The Question That Changes Everything

 

What is the skill a leader in the 21st century must have to distinguish the false prophets from the real trends? The answer lies in asking the right question before evaluating any initiative. But the key question is twofold: What real need do I have to meet? And How will this improve the consumer’s life?

If the customer is indifferent to the automation of a process or the implementation of a new methodology, that’s a red flag. In that case, only two justifications are truly valid: that the initiative generates significant savings for the company or that it adds so much value it allows you to clearly surpass the competition.

This two-part question acts as a powerful filter to distinguish between real value and meaningless organizational activism.

The Excuses of the False Prophets

 

The salespeople of corporate fads have an arsenal of seemingly irrefutable arguments. Recognizing them is the first step to avoiding their traps:

The Pressure of Competition: “If every other company in our industry has done it, how can we not?” This is perhaps the most common, but also the weakest, excuse. If everyone does it, you end up looking like everyone else. Differentiation doesn't come from following the herd, but from understanding what the organization truly needs.

The Perfect Business Case: Excels can be deceptive when presenting the business cases for these initiatives. It's advisable to distrust numbers that look too perfect. Stratospheric ROIs in PowerPoint presentations rarely materialize in reality.

The Artificial Urgency: "If we don't do it now, we'll miss the boat." This time pressure prevents necessary reflection and pushes leaders toward hasty decisions that prove costly later on.

The interesting thing is that the same tools that fail in one organization can be successful in another. It’s not so much about the project itself, but the context where the change occurs. "It's the people," as the phrase goes. Success depends on the company's social ecosystem and whether the team has the relational conditions, sufficient attention, and the necessary sense of urgency.
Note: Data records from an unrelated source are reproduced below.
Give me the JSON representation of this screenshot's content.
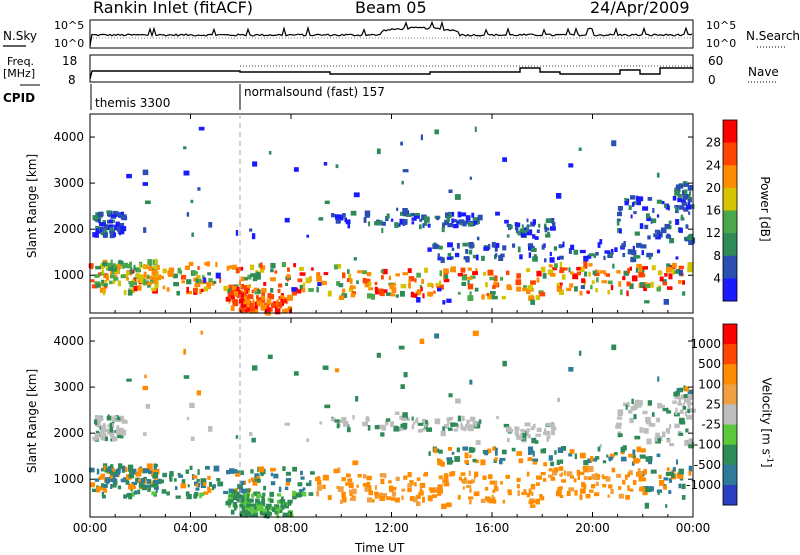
{
  "header": {
    "station": "Rankin Inlet (fitACF)",
    "beam": "Beam 05",
    "date": "24/Apr/2009"
  },
  "noise_panel": {
    "left_label": "N.Sky",
    "left_ticks": [
      "10^5",
      "10^0"
    ],
    "right_label": "N.Search",
    "right_ticks": [
      "10^5",
      "10^0"
    ]
  },
  "freq_panel": {
    "left_label_line1": "Freq.",
    "left_label_line2": "[MHz]",
    "left_ticks": [
      "18",
      "8"
    ],
    "right_label": "Nave",
    "right_ticks": [
      "60",
      "0"
    ]
  },
  "cpid": {
    "label": "CPID",
    "modes": [
      {
        "name": "themis 3300",
        "start_hour": 0
      },
      {
        "name": "normalsound (fast) 157",
        "start_hour": 6
      }
    ]
  },
  "chart_data": [
    {
      "type": "heatmap",
      "panel": "power",
      "ylabel": "Slant Range [km]",
      "yticks": [
        1000,
        2000,
        3000,
        4000
      ],
      "ylim": [
        180,
        4500
      ],
      "xlabel": "Time UT",
      "xticks": [
        "00:00",
        "04:00",
        "08:00",
        "12:00",
        "16:00",
        "20:00",
        "00:00"
      ],
      "xlim_hours": [
        0,
        24
      ],
      "colorbar_label": "Power [dB]",
      "colorbar_ticks": [
        "4",
        "8",
        "12",
        "16",
        "20",
        "24",
        "28"
      ],
      "colorbar_colors": [
        "#1a1aff",
        "#2a4fb0",
        "#2e8b57",
        "#4aa84a",
        "#d4c400",
        "#ff8c00",
        "#ff4500",
        "#ff0000"
      ]
    },
    {
      "type": "heatmap",
      "panel": "velocity",
      "ylabel": "Slant Range [km]",
      "yticks": [
        1000,
        2000,
        3000,
        4000
      ],
      "ylim": [
        180,
        4500
      ],
      "xlabel": "Time UT",
      "xticks": [
        "00:00",
        "04:00",
        "08:00",
        "12:00",
        "16:00",
        "20:00",
        "00:00"
      ],
      "xlim_hours": [
        0,
        24
      ],
      "colorbar_label": "Velocity [m s",
      "colorbar_label_sup": "-1",
      "colorbar_label_end": "]",
      "colorbar_ticks": [
        "1000",
        "500",
        "100",
        "25",
        "-25",
        "-100",
        "-500",
        "-1000"
      ],
      "colorbar_colors": [
        "#2a3fc0",
        "#2e7a9a",
        "#2e8b57",
        "#5cc93c",
        "#bdbdbd",
        "#f0a040",
        "#ff8c00",
        "#ff4500",
        "#ff0000"
      ]
    }
  ]
}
Returning to Basics: Timeless Criteria

Instead of chasing fads, intelligent organizations focus on three things that are genuinely important and make them different or unique: the client, product quality, and the power of innovation.

These criteria should be "timeless": if the company is 100 years old, one might ask what was important a century ago and remains important now. This long-term perspective helps leaders forget short-term uncertainty and think in terms of decades.
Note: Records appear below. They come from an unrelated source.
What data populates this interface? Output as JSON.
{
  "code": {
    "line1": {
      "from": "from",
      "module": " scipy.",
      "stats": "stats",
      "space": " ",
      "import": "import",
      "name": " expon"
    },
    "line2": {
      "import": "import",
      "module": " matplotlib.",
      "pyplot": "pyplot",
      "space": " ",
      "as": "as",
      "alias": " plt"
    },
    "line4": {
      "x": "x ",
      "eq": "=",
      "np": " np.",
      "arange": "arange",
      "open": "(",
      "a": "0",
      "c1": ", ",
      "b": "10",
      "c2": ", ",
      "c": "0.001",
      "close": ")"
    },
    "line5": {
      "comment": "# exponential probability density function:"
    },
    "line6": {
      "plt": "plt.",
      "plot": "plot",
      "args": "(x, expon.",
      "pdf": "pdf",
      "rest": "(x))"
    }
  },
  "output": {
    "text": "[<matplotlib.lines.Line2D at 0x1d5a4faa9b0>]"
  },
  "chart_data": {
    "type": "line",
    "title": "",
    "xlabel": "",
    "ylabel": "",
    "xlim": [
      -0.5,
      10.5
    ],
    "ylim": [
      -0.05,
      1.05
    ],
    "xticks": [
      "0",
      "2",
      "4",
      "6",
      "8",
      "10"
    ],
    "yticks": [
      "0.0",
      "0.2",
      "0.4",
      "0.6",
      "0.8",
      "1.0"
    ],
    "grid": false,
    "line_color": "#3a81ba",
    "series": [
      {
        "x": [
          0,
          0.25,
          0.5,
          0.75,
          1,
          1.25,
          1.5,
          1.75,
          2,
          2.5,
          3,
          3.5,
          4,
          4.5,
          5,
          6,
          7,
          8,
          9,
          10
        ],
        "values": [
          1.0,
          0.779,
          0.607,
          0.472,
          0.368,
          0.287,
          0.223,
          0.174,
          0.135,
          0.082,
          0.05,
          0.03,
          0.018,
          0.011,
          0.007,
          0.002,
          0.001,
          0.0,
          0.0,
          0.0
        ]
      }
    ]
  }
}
Take the example of Black Sabbath's farewell: 5.8 million people streaming, 40,000 at Villa Park in Birmingham, playing songs more than 50 years old that are still relevant. Why did it work? Because there was a before and after. They invented the concept of heavy metal, they constantly evolved, but they returned to their essence. People seek that essence. The band used a new vehicle (streaming), but the essence remained the same.

The Secret to Successful Transformations

Genuine transformations combine two elements: the essence (what truly matters to the organization) and the opportune context for that change to happen. That is where we can speak of a truly transformational change.

True value is seen when there is a before-and-after, not just in processes, but in the organization's ability to find deep meaning in what it does.

Reflections for Conscious Leaders

The 21st-century skill is distinguishing the false prophets from the real and profound trends. This requires:

  • Starting from the real need: What is the need I have to address?

  • Evaluating the customer impact: If it doesn't improve their experience, what's the point?

  • Considering the organizational context: Do we have the conditions for this to work?

  • Maintaining timeless criteria: Does this contribute to what has made us unique for decades?

The next time someone appears selling the latest organizational "revolution," remember to ask yourself these questions. In a world full of false prophets, the organizations that thrive are those that manage to distinguish between the passing fad and the genuinely transformative change.

By Ezequiel Kieczkier, CEO and Founder at OLIVIA.